Ostatnie dni straży
Procesy sądowe obu komendantów, zakrapiane imprezy z dowozem służbowym autem. Miarka się przebrała. Straż miejska zostanie rozwiązana a wszyscy pracownicy, łącznie z komendanturą dostaną wypowiedzenia.
Zlikwidowanych zostanie w sumie 49 etatów, bo tyle osób pracowało do tej pory w rybnickiej straży miejskiej. Osoby te zostaną ponownie zatrudnione, jeśli przejdą tzw. weryfikację. Na czym ma ona polegać, na razie nie wiadomo. Nieoficjalnie się mówi o podniesieniu wymogów kondycyjnych. Pytanie, czy starsi strażnicy poradzą sobie z podniesioną poprzeczką?
Uzdrawiające cięcie
Prezydent Adam Fudali wystąpił do insp. Arkadiusza Pawełczyka, Komendanta Wojewódzkiego Policji w Katowicach z prośbą o wydanie opinii na temat planowanych zmian. Jak się okazuje, rozwiązanie straży to jedyny sposób, by uzdrowić tę formację. Mylą się jednak ci, którzy myślą, że strażnicy całkowicie znikną z ulic miasta. Straż będzie dalej istnieć, ale w innej formie.
– Decyzja o umieszczeniu straży miejskiej w strukturze urzędu miasta zapadła w 1991 roku. Od tego czasu zakres spraw będących przedmiotem jej działania znacząco się poszerzył (np. monitoring). Zwiększyła się też liczba zatrudnionych. W związku z tym na najbliższej sesji prezydent Fudali postanowił przedstawić rybnickiej Radzie Miasta wniosek w sprawie utworzenia jednostki budżetowej pod nazwą „Straż Miejska”. Utworzenie samodzielnej, umundurowanej formacji pozwoli na sprawniejsze podejmowanie działań, które mają na celu ochronę porządku publicznego na terenie miasta – wyjaśnia Krzysztof Jaroch, rzecznik rybnickiego magistratu.
Ile to będzie kosztowało?
Rozwój straży miejskiej to nie wszystko. Jak się dowiedzieliśmy, komendant i jego zastępca piastowali stanowiska mianowane. Bardzo trudno jest rozwiązać umowę o pracę z takim pracownikiem. Zwalnianie mogłoby się przeciągnąć nawet do roku. O wiele łatwiej po prostu rozwiązać straż i powołać nową. Opozycyjni radni nie widzą tego różowo. Bronisław Drabiniok, radny z ramienia PO nie kryje, że pomysł niezbyt mu się podoba.

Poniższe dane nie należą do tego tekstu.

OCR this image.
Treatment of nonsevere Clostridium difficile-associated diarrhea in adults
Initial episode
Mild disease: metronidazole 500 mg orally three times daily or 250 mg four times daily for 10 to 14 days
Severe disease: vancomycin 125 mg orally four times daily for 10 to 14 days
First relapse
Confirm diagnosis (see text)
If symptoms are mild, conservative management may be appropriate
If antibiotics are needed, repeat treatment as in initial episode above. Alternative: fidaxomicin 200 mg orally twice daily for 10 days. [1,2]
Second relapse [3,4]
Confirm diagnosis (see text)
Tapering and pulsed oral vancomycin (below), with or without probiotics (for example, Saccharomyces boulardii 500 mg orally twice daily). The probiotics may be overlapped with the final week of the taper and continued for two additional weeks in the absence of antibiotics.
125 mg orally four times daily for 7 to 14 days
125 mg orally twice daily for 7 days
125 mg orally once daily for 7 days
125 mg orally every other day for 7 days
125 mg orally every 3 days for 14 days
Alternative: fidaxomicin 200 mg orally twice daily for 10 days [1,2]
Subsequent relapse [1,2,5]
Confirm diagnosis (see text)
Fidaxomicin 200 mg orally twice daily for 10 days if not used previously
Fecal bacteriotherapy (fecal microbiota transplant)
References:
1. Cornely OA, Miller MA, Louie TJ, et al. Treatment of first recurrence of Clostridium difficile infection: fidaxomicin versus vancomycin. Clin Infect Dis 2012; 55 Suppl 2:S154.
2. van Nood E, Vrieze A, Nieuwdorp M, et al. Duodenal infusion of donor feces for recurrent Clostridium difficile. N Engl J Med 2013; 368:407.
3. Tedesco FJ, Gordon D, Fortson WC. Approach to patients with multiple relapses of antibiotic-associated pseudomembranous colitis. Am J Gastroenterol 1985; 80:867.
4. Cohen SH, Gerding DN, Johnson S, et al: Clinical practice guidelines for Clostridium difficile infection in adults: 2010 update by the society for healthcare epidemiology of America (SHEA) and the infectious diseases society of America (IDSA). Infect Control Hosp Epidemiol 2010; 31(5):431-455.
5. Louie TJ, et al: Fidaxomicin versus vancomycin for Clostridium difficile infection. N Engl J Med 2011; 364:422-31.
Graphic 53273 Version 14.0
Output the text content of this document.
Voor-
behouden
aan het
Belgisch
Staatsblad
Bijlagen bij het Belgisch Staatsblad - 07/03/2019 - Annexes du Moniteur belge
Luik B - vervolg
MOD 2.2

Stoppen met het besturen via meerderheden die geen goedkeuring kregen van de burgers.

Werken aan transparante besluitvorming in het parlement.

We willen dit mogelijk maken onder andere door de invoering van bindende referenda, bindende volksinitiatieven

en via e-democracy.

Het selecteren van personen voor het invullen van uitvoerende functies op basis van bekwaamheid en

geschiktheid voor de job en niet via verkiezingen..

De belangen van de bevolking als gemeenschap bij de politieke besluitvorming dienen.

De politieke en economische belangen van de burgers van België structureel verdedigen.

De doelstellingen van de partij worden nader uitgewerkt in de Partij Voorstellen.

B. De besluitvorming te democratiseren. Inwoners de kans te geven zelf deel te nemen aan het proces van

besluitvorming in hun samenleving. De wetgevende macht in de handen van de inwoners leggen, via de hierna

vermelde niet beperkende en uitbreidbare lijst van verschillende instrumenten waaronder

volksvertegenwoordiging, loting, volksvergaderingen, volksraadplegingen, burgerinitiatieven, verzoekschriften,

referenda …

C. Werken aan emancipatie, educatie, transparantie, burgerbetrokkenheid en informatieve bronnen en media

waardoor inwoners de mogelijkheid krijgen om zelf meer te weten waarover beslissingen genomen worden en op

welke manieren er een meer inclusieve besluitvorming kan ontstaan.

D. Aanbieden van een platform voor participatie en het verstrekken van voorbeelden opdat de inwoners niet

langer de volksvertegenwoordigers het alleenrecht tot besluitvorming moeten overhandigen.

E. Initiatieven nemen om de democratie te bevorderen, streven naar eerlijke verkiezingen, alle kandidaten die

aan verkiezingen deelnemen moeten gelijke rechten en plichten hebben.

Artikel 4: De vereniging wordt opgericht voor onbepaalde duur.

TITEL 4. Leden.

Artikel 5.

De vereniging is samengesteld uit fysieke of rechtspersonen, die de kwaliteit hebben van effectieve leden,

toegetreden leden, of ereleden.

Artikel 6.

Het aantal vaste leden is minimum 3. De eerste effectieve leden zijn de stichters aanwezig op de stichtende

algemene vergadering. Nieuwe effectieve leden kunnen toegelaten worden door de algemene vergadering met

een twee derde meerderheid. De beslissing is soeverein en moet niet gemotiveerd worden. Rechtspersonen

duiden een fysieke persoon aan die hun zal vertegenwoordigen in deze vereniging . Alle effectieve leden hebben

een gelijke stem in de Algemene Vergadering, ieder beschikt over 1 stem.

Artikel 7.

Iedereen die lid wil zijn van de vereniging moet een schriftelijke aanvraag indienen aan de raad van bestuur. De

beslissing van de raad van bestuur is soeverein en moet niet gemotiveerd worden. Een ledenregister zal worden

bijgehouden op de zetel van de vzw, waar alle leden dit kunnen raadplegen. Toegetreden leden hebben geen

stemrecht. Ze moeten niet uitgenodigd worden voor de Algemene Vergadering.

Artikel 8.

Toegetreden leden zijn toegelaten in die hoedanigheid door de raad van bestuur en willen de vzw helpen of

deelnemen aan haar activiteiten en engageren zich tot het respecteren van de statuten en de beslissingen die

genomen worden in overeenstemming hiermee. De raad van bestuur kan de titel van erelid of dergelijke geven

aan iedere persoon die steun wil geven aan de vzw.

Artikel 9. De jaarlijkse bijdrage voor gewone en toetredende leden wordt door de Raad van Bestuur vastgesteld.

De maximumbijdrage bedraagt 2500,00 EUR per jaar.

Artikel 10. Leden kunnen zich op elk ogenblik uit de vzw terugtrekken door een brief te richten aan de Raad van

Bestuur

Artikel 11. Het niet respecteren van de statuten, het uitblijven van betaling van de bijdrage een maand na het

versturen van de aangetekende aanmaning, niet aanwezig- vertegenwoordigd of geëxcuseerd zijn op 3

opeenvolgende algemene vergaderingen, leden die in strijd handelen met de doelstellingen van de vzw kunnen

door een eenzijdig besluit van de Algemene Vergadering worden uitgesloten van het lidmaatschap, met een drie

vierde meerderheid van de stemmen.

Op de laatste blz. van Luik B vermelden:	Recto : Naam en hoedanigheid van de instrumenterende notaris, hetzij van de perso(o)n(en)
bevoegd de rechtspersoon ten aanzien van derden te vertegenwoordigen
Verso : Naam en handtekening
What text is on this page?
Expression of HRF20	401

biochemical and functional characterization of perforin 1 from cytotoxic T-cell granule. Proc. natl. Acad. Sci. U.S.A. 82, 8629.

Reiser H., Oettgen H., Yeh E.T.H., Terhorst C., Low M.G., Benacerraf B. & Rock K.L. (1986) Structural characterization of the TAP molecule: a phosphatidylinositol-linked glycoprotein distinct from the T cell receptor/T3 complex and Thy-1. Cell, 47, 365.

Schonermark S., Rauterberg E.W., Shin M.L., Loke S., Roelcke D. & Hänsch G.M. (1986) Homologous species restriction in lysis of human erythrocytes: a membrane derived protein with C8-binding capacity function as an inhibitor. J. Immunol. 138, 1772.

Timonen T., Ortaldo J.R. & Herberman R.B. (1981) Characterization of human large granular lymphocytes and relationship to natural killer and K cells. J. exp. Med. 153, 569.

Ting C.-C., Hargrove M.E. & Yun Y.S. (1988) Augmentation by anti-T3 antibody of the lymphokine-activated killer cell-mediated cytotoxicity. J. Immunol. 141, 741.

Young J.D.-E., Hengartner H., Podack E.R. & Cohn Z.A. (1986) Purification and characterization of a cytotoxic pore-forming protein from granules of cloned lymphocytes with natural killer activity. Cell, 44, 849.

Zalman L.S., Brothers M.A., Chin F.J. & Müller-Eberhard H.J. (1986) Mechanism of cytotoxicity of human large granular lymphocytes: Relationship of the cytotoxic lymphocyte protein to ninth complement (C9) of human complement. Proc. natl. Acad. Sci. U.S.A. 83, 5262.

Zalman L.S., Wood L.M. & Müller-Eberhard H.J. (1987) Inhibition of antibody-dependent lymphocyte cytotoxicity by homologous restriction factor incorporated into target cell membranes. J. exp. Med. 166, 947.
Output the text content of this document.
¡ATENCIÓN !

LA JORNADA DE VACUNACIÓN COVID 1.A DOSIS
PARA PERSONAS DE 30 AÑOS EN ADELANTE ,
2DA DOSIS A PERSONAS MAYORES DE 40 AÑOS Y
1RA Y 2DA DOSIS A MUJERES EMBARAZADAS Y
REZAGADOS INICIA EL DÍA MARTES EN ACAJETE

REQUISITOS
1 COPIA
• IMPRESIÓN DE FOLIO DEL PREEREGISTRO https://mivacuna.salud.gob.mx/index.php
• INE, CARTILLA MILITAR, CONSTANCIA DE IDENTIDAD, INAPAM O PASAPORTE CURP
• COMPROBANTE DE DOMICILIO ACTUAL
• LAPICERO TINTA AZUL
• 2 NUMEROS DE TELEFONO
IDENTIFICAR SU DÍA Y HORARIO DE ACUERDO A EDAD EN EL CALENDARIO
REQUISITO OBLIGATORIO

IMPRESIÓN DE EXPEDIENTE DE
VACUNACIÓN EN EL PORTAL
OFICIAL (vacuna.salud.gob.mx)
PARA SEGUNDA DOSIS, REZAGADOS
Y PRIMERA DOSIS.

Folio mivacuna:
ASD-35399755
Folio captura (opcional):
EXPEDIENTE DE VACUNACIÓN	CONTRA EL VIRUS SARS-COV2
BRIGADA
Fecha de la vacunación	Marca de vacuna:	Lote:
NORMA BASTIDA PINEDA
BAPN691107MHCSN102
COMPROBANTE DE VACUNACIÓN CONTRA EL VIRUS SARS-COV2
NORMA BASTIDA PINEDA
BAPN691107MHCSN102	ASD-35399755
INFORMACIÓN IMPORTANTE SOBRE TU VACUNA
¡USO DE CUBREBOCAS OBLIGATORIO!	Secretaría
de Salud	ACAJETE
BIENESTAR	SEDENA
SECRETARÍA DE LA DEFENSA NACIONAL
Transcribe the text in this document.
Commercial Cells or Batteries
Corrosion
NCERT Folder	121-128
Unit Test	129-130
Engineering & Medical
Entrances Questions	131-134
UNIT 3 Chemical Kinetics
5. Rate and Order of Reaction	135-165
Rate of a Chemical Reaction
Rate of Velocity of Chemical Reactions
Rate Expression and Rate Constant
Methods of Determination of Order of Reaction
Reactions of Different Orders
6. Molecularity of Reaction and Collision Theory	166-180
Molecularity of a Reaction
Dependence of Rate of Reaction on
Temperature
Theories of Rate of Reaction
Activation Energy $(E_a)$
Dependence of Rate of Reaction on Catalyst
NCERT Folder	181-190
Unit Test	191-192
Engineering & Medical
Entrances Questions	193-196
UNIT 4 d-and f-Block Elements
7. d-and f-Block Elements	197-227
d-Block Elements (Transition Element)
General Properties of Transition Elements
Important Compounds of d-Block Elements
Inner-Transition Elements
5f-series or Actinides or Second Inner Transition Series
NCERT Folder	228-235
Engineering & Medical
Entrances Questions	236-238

– Moim zdaniem nowa straż jako jednostka budżetowa zwiększy jeszcze biurokrację. Trzeba będzie zatrudnić własny pion administracyjny. Takich wielkich zmian nie powinno się robić w czerwcu, bo niedługo będziemy już planować przyszłoroczny budżet. Do tej pory z 49 etatów sporo strażników pracowało na ulicach. Obawiam się, że teraz zostaną skierowani do pracy biurowej – mówi Bronisław Drabiniok, radny z ramienia PO.
Dyrektor zamiast komendanta
Na najbliższej sesji Rady Miasta, która odbędzie się 27 czerwca, radni będą głosować nad rozwiązaniem straży. Jednostka budżetowa miałaby powstać z dniem 24 września. – 25 czerwca zostanie powołany pełnomocnik ds. reorganizacji straży miejskiej, z zakresem obowiązków obejmującym kierowanie strażą miejską – informuje rzecznik. Obecnie prezydent już podjął decyzję o zawieszeniu w wykonywaniu czynności służbowych komendanta i zastępcy straży miejskiej. Przypomnijmy. Przeciw szefowi straży Ryszardowi S. i jego zastępcy Andrzejowi L. toczą się procesy sądowe w sprawie niszczenia dokumentacji służbowej. Do tej pory prezydent podkreślał, że bez wyroku trudno podejmować jakiekolwiek kroki dyscyplinarne.
Nie wylać dziecka z kąpielą
A to nie jedyna skaza na honorze miejskich mundurowych. O straży miejskiej znów zrobiło się głośno kilka tygodni temu. Lokalne media ujawniły, że regularnie w ośrodku żeglarskim „Kotwica” organizowane są mocno zakrapiane imprezy strażników. Funkcjonariuszy, łącznie z komendantem, zawoziły na miejsce a następnie odstawiały do domów służbowe samochody. Zastępca komendanta z kolei używał służbowego telefonu w prywatnym biznesie, choć ustawa zabrania mu prowadzenia działalności gospodarczej. – Będziemy głosować za rozwiązaniem straży. Trzeba jednak uważać, by „nie wylać dziecka z kąpielą”. Kroki są drastyczne, ale lepiej późno niż wcale. Uważam, że straż miejska w Rybniku jest potrzebna, ale nie w takiej formie jak obecna – mówi Marek Krząkała, radny PO.